No level of radon is technically “safe,” but the EPA sets 4 pCi/L (picocuries per liter) as the action level, the concentration at which you should take steps to reduce radon in your home. Below that number, the cancer risk from radon is low but not zero. The average outdoor air concentration is about 0.4 pCi/L, which serves as a useful baseline for comparison.
The 4 pCi/L Action Level
The EPA’s action level of 4 pCi/L is not a line between “safe” and “dangerous.” It’s a practical threshold. Above it, mitigation is strongly recommended. Between 2 and 4 pCi/L, the EPA still encourages homeowners to consider reducing levels, since long-term exposure at those concentrations carries some risk.
The World Health Organization uses a stricter reference level of 100 Bq/m³, which translates to roughly 2.7 pCi/L. The International Atomic Energy Agency sets a maximum reference of 300 Bq/m³ (about 8.1 pCi/L) for homes. So depending on which standard you follow, the threshold for action ranges from about 2.7 to 4 pCi/L. If your reading comes back under 2 pCi/L, your risk is close to the outdoor background level and most guidelines consider that acceptably low.
How Radon Causes Lung Cancer
Radon is a radioactive gas that seeps up from soil and rock into buildings through cracks in foundations, gaps around pipes, and other openings. It’s odorless and invisible, so you can’t detect it without a test. When you breathe it in, radon’s decay products release alpha particles, a form of radiation with enough energy to penetrate the lining of your airways and damage the DNA inside cells. Unlike other types of radiation, alpha particles tend to cause clustered damage to DNA strands, which makes the resulting breaks harder for your cells to repair correctly. Errors in that repair process can lead to mutations that eventually trigger cancer.
Radon is the second leading cause of lung cancer after smoking, responsible for an estimated 21,000 deaths per year in the United States.
Risk Levels for Smokers vs. Non-Smokers
At the average indoor radon concentration of about 1.3 pCi/L, a person who has never smoked has roughly a 2 in 1,000 chance of developing lung cancer from radon exposure over a lifetime. A smoker exposed to that same level faces a 20 in 1,000 chance, ten times the risk.
This gap exists because nicotine and radon interact at the cellular level. Research on human lung cells shows that nicotine speeds up DNA repair after alpha particle damage, but that faster repair comes at a cost: it’s sloppier. Cells exposed to both nicotine and alpha radiation show significantly more chromosome translocations, a hallmark of cancer development, compared to cells exposed to radiation alone. Nicotine also appears to loosen the structure of DNA packaging in ways that make these dangerous rearrangements more likely. On top of that, the combination ramps up inflammatory signaling in lung tissue, creating an environment that further promotes tumor growth.

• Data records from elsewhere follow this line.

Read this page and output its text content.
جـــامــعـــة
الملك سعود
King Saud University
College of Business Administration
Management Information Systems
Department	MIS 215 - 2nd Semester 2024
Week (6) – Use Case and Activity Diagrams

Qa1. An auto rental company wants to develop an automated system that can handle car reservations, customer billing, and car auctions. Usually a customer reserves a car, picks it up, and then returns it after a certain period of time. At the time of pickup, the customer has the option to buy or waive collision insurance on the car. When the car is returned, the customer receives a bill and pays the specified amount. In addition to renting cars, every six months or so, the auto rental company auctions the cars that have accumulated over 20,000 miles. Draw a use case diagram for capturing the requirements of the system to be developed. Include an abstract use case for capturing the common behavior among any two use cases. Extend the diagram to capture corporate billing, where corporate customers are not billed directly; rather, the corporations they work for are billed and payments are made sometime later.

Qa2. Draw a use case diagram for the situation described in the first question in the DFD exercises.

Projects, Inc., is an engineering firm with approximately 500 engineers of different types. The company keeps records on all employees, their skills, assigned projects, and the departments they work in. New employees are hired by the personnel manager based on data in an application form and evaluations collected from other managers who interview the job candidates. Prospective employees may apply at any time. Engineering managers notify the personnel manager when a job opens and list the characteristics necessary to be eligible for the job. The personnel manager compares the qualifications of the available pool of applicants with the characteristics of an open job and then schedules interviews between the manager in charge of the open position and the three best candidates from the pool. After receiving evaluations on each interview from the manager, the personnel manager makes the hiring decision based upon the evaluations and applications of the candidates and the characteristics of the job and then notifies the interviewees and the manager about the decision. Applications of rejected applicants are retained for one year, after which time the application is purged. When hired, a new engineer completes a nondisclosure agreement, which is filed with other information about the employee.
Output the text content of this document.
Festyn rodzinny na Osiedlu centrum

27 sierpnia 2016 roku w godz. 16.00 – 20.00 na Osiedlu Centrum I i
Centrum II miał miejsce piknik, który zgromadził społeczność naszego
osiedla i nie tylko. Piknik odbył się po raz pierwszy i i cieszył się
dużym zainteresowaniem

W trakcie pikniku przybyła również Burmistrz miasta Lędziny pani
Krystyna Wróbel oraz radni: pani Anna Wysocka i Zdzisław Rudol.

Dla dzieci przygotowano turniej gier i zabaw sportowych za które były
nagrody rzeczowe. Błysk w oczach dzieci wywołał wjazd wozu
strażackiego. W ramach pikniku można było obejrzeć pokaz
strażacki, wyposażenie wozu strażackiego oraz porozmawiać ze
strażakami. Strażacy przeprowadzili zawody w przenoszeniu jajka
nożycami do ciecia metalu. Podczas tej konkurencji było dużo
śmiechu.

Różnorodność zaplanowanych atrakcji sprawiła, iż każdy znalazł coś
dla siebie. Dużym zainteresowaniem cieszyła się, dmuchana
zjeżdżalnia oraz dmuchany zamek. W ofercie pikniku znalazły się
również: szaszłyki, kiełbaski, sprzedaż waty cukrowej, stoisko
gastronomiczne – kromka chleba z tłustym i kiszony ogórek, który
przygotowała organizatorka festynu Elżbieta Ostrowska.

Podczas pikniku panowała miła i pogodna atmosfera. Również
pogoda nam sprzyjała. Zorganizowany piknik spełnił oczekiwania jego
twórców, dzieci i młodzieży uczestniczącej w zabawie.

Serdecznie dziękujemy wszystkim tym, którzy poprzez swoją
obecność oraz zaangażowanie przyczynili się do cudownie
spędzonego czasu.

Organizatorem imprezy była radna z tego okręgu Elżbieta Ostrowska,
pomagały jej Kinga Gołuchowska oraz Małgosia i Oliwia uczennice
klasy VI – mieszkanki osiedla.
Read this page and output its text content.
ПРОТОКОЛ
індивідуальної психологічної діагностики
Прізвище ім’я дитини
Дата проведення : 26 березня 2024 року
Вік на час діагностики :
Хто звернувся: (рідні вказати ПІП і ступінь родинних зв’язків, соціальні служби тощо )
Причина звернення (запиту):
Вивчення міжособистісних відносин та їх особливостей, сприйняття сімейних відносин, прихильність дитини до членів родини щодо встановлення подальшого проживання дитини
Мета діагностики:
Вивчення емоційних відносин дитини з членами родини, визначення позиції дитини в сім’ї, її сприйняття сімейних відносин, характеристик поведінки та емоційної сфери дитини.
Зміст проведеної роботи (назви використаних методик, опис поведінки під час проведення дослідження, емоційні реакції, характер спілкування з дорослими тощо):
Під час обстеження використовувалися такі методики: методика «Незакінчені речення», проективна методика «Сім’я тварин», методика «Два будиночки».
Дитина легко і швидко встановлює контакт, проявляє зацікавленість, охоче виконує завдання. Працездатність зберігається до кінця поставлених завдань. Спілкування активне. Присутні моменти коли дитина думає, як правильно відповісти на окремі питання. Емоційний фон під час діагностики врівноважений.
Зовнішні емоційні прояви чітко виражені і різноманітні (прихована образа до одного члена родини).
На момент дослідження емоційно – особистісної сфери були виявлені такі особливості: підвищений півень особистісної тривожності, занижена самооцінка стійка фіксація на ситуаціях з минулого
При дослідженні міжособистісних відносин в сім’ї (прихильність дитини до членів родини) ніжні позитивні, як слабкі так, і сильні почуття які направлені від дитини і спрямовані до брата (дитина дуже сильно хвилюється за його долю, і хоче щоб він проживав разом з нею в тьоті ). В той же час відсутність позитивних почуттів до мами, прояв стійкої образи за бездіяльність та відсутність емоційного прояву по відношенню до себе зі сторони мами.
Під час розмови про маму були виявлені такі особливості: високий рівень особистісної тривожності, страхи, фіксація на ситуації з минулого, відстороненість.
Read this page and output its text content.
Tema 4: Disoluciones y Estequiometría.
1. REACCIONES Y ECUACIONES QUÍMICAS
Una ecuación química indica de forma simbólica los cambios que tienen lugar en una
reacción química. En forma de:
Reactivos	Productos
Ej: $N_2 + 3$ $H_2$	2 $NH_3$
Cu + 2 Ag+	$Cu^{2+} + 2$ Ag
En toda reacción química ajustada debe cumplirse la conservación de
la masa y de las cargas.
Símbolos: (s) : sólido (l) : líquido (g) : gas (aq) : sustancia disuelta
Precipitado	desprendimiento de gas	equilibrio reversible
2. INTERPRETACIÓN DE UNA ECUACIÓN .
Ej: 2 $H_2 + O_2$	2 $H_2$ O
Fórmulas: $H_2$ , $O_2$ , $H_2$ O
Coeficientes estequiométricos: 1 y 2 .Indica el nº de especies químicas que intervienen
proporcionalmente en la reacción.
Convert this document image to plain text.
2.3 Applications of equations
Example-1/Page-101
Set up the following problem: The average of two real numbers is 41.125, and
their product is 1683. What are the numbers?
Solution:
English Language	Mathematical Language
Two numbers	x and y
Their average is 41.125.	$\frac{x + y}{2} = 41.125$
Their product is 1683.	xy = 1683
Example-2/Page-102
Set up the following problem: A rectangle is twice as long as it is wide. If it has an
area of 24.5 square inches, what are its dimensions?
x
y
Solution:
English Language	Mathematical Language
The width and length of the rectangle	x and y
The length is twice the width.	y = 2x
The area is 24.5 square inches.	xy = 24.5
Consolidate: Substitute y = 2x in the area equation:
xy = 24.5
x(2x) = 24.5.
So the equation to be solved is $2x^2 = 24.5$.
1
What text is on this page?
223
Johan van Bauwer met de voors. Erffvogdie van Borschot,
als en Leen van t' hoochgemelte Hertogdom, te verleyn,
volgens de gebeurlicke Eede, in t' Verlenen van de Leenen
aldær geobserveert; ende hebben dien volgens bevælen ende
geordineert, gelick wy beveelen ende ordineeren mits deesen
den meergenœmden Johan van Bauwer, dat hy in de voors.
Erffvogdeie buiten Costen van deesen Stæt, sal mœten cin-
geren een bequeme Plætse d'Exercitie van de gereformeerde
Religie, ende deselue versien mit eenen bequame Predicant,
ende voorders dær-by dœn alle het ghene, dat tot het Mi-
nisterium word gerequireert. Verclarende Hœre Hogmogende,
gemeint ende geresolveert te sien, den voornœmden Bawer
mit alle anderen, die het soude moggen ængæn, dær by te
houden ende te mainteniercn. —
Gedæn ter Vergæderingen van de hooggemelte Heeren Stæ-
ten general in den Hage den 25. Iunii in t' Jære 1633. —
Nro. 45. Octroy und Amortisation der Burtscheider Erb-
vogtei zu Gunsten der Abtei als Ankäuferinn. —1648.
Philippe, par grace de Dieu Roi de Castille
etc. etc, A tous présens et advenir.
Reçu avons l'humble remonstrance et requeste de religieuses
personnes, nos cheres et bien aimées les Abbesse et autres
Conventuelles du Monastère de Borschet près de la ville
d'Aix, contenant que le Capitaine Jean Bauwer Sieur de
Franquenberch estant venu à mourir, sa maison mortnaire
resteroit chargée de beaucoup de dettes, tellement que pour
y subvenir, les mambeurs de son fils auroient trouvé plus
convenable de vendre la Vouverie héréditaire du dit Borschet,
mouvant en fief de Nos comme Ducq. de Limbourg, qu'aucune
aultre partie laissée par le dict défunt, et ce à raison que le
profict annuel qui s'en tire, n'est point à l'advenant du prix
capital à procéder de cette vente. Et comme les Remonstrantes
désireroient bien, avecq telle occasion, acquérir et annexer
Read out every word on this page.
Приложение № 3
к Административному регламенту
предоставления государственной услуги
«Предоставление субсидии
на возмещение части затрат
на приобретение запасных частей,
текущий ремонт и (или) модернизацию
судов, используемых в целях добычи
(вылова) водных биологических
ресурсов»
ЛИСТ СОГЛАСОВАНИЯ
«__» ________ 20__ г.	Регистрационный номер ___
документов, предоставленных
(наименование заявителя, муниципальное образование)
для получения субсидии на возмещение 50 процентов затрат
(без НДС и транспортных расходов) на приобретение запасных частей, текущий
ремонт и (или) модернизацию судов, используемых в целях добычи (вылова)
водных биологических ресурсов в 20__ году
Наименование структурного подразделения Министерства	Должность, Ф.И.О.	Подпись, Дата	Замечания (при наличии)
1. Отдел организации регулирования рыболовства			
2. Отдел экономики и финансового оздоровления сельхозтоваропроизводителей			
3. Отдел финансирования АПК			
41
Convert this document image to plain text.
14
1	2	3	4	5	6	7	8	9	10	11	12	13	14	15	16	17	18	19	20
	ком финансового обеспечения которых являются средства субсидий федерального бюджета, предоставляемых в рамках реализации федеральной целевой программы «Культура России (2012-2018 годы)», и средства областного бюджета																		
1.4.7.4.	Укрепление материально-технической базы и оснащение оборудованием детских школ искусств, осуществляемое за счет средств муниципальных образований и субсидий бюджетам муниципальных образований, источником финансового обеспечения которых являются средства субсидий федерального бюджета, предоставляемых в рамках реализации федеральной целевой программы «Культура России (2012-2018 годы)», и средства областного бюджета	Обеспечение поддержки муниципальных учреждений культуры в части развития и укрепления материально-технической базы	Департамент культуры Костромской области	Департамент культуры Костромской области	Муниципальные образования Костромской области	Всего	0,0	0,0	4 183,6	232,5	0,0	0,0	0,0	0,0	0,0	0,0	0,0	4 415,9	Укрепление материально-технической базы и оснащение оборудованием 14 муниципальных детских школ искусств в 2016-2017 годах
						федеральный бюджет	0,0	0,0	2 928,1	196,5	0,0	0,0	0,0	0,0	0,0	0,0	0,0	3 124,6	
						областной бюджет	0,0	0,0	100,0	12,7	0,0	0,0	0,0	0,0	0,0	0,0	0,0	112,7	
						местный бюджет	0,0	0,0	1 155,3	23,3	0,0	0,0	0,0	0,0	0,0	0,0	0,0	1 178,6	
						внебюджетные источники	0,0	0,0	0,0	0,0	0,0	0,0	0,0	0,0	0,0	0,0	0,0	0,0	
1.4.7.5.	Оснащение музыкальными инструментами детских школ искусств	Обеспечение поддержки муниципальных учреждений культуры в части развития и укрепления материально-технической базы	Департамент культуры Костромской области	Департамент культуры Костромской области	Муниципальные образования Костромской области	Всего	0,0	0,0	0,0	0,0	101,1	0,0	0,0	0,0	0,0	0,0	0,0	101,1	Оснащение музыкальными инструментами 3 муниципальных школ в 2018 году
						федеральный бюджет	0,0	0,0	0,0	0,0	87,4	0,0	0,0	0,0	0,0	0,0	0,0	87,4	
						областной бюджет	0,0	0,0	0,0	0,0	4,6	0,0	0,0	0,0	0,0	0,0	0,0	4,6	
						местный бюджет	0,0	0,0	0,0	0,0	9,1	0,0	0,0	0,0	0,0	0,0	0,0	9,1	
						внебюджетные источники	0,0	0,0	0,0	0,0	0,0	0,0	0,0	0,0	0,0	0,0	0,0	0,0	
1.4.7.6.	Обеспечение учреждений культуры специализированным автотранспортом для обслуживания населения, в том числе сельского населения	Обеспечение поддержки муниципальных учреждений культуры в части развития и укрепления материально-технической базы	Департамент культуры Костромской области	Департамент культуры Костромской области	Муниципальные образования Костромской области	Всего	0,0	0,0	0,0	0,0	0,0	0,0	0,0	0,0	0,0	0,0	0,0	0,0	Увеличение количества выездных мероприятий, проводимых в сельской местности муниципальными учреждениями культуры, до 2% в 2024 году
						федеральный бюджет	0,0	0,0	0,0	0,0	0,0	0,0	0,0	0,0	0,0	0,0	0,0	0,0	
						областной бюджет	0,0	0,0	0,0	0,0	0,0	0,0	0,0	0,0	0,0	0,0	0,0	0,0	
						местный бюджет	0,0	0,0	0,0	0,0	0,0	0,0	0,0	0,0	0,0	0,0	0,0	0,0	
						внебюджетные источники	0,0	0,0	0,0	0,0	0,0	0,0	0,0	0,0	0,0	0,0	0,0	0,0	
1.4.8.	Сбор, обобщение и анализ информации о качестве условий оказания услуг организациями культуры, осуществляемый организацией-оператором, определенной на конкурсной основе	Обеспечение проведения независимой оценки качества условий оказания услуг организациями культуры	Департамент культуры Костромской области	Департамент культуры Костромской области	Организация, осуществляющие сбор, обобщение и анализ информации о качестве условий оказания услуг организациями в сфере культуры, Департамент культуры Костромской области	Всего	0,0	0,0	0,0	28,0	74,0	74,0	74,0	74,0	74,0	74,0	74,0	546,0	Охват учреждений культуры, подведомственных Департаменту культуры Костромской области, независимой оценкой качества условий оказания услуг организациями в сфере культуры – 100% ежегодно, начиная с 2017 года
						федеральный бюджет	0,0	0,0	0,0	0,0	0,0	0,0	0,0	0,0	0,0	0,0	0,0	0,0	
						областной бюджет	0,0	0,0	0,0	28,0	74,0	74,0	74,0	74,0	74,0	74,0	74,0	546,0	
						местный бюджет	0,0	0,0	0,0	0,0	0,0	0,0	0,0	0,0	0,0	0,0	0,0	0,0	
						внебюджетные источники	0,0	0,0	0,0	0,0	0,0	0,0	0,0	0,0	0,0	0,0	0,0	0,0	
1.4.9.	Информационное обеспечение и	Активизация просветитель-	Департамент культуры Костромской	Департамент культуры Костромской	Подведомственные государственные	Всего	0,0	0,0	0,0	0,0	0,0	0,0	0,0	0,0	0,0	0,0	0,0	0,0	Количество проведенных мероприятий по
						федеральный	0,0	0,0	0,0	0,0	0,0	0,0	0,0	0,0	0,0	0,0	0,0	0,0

Overall, about 62 out of every 1,000 smokers will die of lung cancer, compared to 7.3 out of 1,000 for people who have never smoked. Radon exposure amplifies that disparity at every concentration level.
How to Test Your Home
Radon levels vary dramatically from house to house, even between neighbors, so the only way to know your level is to test. Hardware stores and online retailers sell do-it-yourself test kits for under $20. There are two types:
- Short-term kits measure radon over 2 to 7 days and give you a quick snapshot. These are useful for an initial screening.
- Long-term kits measure radon for over 90 days and capture seasonal fluctuations, giving you a more accurate year-round average.
If a short-term test comes back at or above 4 pCi/L, a follow-up test (either another short-term or a long-term kit) confirms whether mitigation is needed. If the result is between 2 and 4, a long-term test gives you a better picture before deciding on next steps.
Where to Place the Kit
Place the test in the lowest livable level of your home. That usually means the basement if it’s finished or could reasonably be used as living space. Choose a room where people spend time, like a family room, bedroom, or den. Avoid kitchens, bathrooms, laundry rooms, and hallways, where humidity, drafts, or ventilation can skew results. The kit should sit at least 20 inches above the floor, away from exterior walls, drafts, and heat sources.
What to Do if Your Level Is High
Radon mitigation typically involves a contractor installing a vent pipe and fan system that draws radon from beneath your foundation and releases it above the roofline, where it disperses harmlessly into outdoor air. Most systems reduce indoor radon by up to 99%, often bringing levels well below 2 pCi/L. Installation generally takes less than a day and costs between $800 and $2,500 depending on your home’s construction and location.
After a system is installed, retesting confirms it’s working. The EPA recommends testing again every two years or after any major renovation that could change airflow patterns in your home, since radon levels can shift over time as soil conditions and building seals change.